Fish Creek was important because it’s one of the few streams in western Montana with a trapping ban.

“It allows us to say, ‘Okay, this is what’s going on in areas with trapping, and how does it compare to areas without trapping.’ It gives us our best guess at what historical conditions might have been,” Haines said.

The students completed the final stream assessment last week. Now the data crunching begins. The final product will be a GIS map layer that will show Forest Service managers where good beaver habitat exists along each stream.

“The questions land managers have are basic ones: where are beavers, where have they been historically, and where are areas of high quality habitat where beaver are not found?” Haines said. “We’re lacking a lot of data and in order to get a lot of data, you need a lot of people. The Forest Service is limited in the number of people they can get out on a stream. That’s why it’s such a good fit for citizen science.”

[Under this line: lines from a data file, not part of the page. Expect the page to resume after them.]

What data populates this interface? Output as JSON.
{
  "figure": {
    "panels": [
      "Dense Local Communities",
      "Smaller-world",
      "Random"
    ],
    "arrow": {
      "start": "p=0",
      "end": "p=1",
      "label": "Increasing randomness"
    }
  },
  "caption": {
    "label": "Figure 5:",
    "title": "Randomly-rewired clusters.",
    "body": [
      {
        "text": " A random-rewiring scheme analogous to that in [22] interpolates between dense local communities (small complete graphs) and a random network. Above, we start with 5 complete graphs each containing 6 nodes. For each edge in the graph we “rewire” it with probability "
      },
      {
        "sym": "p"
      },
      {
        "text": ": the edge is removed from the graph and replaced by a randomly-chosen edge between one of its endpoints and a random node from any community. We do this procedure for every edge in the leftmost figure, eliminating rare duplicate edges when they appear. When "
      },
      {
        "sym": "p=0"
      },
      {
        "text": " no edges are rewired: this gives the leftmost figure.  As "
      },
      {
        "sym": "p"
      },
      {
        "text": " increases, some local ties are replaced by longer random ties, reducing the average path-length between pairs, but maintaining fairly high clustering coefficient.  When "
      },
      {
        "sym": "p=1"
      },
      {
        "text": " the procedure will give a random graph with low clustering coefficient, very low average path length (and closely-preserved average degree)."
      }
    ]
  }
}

But there’s more to the Lolo National Forest and the watershed than the lower Bitterroot and Spotted Dog, so there’s still more data to gather. Haines said her group is reaching out to other partners, such as the Blackfoot Challenge or Swan Valley Connection, to see if they could sponsor some citizen-science teams to collect data in the Blackfoot drainages.

Then, armed with good information and the best science, certain streams might eventually be managed for beavers, which will then manage the streams for everyone.

Occasionally, landowners concerned about flooding or loss of trees along streams don’t want beavers around. So Clark Fork Coalition employees are working on conflict resolution and tools that reduce flooding such as pond levelers. But on streams where those don’t work, managers could install beaver-dam analogues to create similar conditions to improve streams.

“One of the things they say is beavers is second only to man for their ability to manipulate the environment. Which means they and their habitat can do a lot of work to help us out,” Haines said “And we don’t have to pay them.”